2.27.23 > Sean Costigan, PhD

In the face of withering cyberattacks and increasing regulatory pressures, security cultures are coming under renewed scrutiny. Ask yourself: do people in your organization feel free to discuss or flag possible cybersecurity problems? For most, the answer is probably no. And the reason is likely because people are afraid of being wrong. People may also fear possibly losing their jobs or the organization’s time or money. Such concerns point to a serious problem: poor security culture.

Culture is easy to overlook and hard to get right. While it’s a snap for organizations to instill a blame culture, which is commonly reinforced through poor cybersecurity training, it is much harder to build resilience and help people become the backbone of secure organizations. Culture needs to be understood as people’s shared attitudes and beliefs – their system of shared knowledge and values – and that it has a direct impact on resilience.

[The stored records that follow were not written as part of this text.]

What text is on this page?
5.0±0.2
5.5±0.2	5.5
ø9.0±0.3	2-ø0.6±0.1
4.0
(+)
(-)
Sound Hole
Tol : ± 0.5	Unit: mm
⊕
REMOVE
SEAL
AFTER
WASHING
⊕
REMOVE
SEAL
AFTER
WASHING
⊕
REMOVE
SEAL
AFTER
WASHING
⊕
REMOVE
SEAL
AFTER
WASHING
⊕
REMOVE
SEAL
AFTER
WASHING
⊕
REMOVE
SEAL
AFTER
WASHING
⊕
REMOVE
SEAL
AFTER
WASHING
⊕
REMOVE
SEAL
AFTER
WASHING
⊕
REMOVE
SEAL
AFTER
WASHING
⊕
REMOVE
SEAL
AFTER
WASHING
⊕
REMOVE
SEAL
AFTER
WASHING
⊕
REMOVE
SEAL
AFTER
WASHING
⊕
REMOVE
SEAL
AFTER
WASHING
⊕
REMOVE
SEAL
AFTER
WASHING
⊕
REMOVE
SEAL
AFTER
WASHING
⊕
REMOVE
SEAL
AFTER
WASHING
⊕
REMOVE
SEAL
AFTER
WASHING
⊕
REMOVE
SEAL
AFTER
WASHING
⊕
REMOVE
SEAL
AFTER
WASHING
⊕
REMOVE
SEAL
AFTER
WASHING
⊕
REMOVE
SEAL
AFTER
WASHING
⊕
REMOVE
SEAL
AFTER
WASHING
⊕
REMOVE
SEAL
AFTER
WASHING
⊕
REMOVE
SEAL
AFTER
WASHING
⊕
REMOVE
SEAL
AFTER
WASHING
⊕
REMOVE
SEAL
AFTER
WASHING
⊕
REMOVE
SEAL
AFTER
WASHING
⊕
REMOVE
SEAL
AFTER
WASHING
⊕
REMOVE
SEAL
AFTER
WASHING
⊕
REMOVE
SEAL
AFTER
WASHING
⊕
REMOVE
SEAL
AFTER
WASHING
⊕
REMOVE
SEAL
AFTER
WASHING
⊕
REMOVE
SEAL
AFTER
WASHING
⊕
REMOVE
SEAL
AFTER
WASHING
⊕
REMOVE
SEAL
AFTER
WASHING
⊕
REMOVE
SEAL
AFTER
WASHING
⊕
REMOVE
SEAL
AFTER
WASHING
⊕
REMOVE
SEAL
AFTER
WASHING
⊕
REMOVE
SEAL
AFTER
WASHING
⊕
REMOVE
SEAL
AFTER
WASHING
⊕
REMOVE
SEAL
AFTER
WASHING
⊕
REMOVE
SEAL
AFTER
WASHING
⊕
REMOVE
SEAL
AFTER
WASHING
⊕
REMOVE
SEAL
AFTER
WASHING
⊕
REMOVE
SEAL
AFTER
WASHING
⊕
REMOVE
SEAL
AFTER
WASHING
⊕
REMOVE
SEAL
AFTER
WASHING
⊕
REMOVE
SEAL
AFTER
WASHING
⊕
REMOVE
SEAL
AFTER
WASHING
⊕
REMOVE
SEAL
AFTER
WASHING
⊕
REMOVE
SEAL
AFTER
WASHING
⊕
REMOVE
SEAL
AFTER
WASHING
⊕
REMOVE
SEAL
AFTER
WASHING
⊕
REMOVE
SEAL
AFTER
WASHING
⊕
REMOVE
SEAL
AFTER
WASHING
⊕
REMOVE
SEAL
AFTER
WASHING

By now it should be abundantly clear that a poor security culture makes everyone’s job more difficult. For CISOs, whose tenure is the shortest in the C-suite, problematic points of view make their work even more challenging still. For example, the ugly phrase “one throat to choke” is regularly invoked to describe the faulty and outdated premise of placing sole responsibility on the CISO or CIO for what should be understood as organizational responsibility. The phrase itself indicates an unnecessarily adversarial view that pits security professionals against all comers, ensuring a poor outcome.

The pressure is getting to CISOs and it is not making the job of securing organizations any easier. When recently polled, 88% of CISOs reported they were moderately or tremendously stressed and 48% noted mental health concerns. CISOs working for government agencies and corporations have an enormous burden as well as an attractive skillset which is reflected in their short tenures: an average of 2 years, or roughly half that of chief information officers, according to a study by Korn Ferry.  (And it is not just CISOs. Recent studies report that cybersecurity professionals suffer greatly from the stress of their positions.)

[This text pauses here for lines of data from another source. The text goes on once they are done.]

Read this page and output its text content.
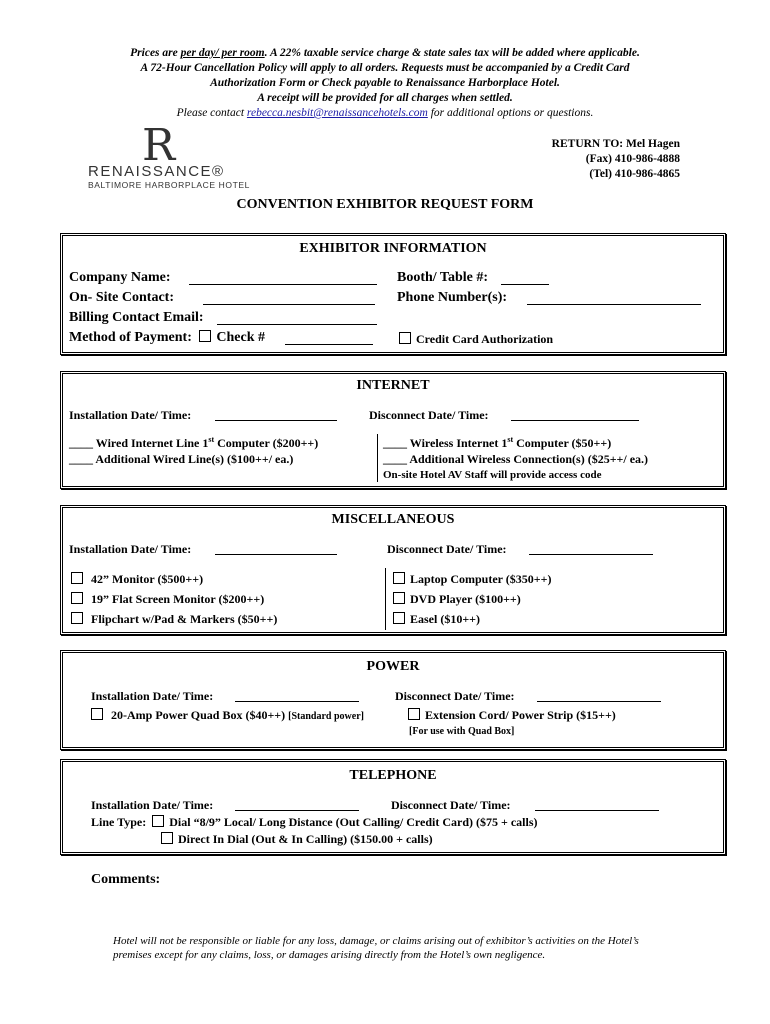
Prices are per day/ per room. A 22% taxable service charge & state sales tax will be added where applicable.
A 72-Hour Cancellation Policy will apply to all orders. Requests must be accompanied by a Credit Card
Authorization Form or Check payable to Renaissance Harborplace Hotel.
A receipt will be provided for all charges when settled.
Please contact rebecca.nesbit@renaissancehotels.com for additional options or questions.
R
RENAISSANCE®
BALTIMORE HARBORPLACE HOTEL
RETURN TO: Mel Hagen
(Fax) 410-986-4888
(Tel) 410-986-4865
CONVENTION EXHIBITOR REQUEST FORM
EXHIBITOR INFORMATION
Company Name:	Booth/ Table #:
On- Site Contact:	Phone Number(s):
Billing Contact Email:
Method of Payment: Check #	Credit Card Authorization
INTERNET
Installation Date/ Time:	Disconnect Date/ Time:
____ Wired Internet Line 1st Computer ($200++)
____ Additional Wired Line(s) ($100++/ ea.)
____ Wireless Internet 1st Computer ($50++)
____ Additional Wireless Connection(s) ($25++/ ea.)
On-site Hotel AV Staff will provide access code
MISCELLANEOUS
Installation Date/ Time:	Disconnect Date/ Time:
42” Monitor ($500++)
19” Flat Screen Monitor ($200++)
Flipchart w/Pad & Markers ($50++)
Laptop Computer ($350++)
DVD Player ($100++)
Easel ($10++)
POWER
Installation Date/ Time:	Disconnect Date/ Time:
20-Amp Power Quad Box ($40++) [Standard power]	Extension Cord/ Power Strip ($15++)
[For use with Quad Box]
TELEPHONE
Installation Date/ Time:	Disconnect Date/ Time:
Line Type: Dial “8/9” Local/ Long Distance (Out Calling/ Credit Card) ($75 + calls)
Direct In Dial (Out & In Calling) ($150.00 + calls)
Comments:
Hotel will not be responsible or liable for any loss, damage, or claims arising out of exhibitor’s activities on the Hotel’s premises except for any claims, loss, or damages arising directly from the Hotel’s own negligence.
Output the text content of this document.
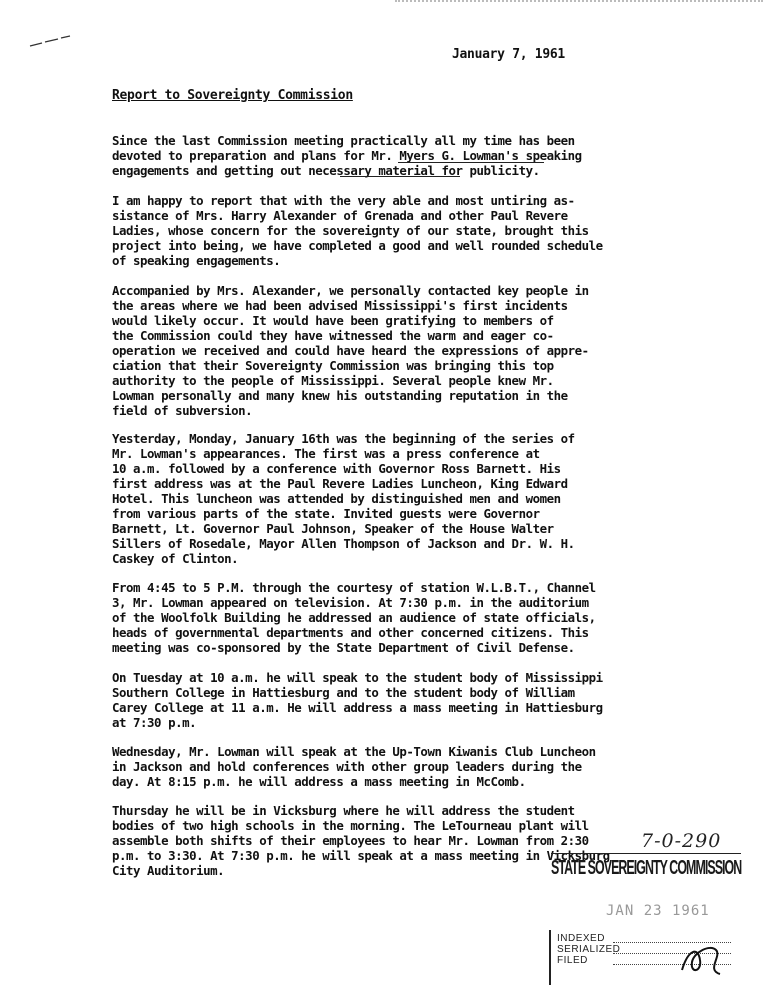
January 7, 1961
Report to Sovereignty Commission
Since the last Commission meeting practically all my time has been
devoted to preparation and plans for Mr. Myers G. Lowman's speaking
engagements and getting out necessary material for publicity.
I am happy to report that with the very able and most untiring as-
sistance of Mrs. Harry Alexander of Grenada and other Paul Revere
Ladies, whose concern for the sovereignty of our state, brought this
project into being, we have completed a good and well rounded schedule
of speaking engagements.
Accompanied by Mrs. Alexander, we personally contacted key people in
the areas where we had been advised Mississippi's first incidents
would likely occur. It would have been gratifying to members of
the Commission could they have witnessed the warm and eager co-
operation we received and could have heard the expressions of appre-
ciation that their Sovereignty Commission was bringing this top
authority to the people of Mississippi. Several people knew Mr.
Lowman personally and many knew his outstanding reputation in the
field of subversion.
Yesterday, Monday, January 16th was the beginning of the series of
Mr. Lowman's appearances. The first was a press conference at
10 a.m. followed by a conference with Governor Ross Barnett. His
first address was at the Paul Revere Ladies Luncheon, King Edward
Hotel. This luncheon was attended by distinguished men and women
from various parts of the state. Invited guests were Governor
Barnett, Lt. Governor Paul Johnson, Speaker of the House Walter
Sillers of Rosedale, Mayor Allen Thompson of Jackson and Dr. W. H.
Caskey of Clinton.
From 4:45 to 5 P.M. through the courtesy of station W.L.B.T., Channel
3, Mr. Lowman appeared on television. At 7:30 p.m. in the auditorium
of the Woolfolk Building he addressed an audience of state officials,
heads of governmental departments and other concerned citizens. This
meeting was co-sponsored by the State Department of Civil Defense.
On Tuesday at 10 a.m. he will speak to the student body of Mississippi
Southern College in Hattiesburg and to the student body of William
Carey College at 11 a.m. He will address a mass meeting in Hattiesburg
at 7:30 p.m.
Wednesday, Mr. Lowman will speak at the Up-Town Kiwanis Club Luncheon
in Jackson and hold conferences with other group leaders during the
day. At 8:15 p.m. he will address a mass meeting in McComb.
Thursday he will be in Vicksburg where he will address the student
bodies of two high schools in the morning. The LeTourneau plant will
assemble both shifts of their employees to hear Mr. Lowman from 2:30
p.m. to 3:30. At 7:30 p.m. he will speak at a mass meeting in Vicksburg
City Auditorium.
7-0-290
STATE SOVEREIGNTY COMMISSION
JAN 23 1961
INDEXED
SERIALIZED
FILED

Describing your Security Culture

Does this bleak binary describe your security culture: When things are working, it’s all good – but when it’s not, your hair is on fire? If so, it’s time to examine your security culture. To that end, organizations would do well to take a page out of aviation security and their organization-wide “just security” conception of security. Far from being a no-blame culture, which isn’t practicable in any event, just security places blame at the appropriate place, time and level. The focus on security culture has made aviation one of the safest industries, with expectations of even greater improvements to come.

The “see something say something” model is another to consider. It started as a national model to raise awareness of terrorism but has found wide applicability in other settings. Out of the box, the model posits that we all have responsibility for safety and security. However, with cybersecurity and the concept of “securing the weakest link” the results have been mixed at best. The reasons for that may be varied, but one stands out in particular: blame.

Training in cybersecurity has very typically been of the “gotcha gangster” variety: Employees are hit with emails seeking to entice otherwise well-meaning people into viewing malicious clickbait. Failures by employees are used to justify the training. Or employees are left to click through mind-numbing rote exercises to ensure compliance with policies, many of which are suspect. Even if you were to argue for a more charitable version of events and ostensibly train people out of certain behaviors, training hasn’t caught up and we are still ensnared in the web of blame and shame.

With so much at stake, it’s time to flip the script and ask what if people aren’t the weakest link, but are in fact a critical element in your organization’s security? From there, it’s but a hop to improve your organization’s security culture and footing. Whether that is increasing automation to reduce drudgery, proactively finding problems and solving them, or distributing the responsibilities for risk management, we are apt to do better when people are treated better. Nothing less than organizational success is at stake.

 

* Sean Costigan is this year’s Cyber Security Summit Co-Chair. He is the Director of Cyber Policy at Red Sift and a professor of cybersecurity at the George C. Marshall European Center for Security Studies.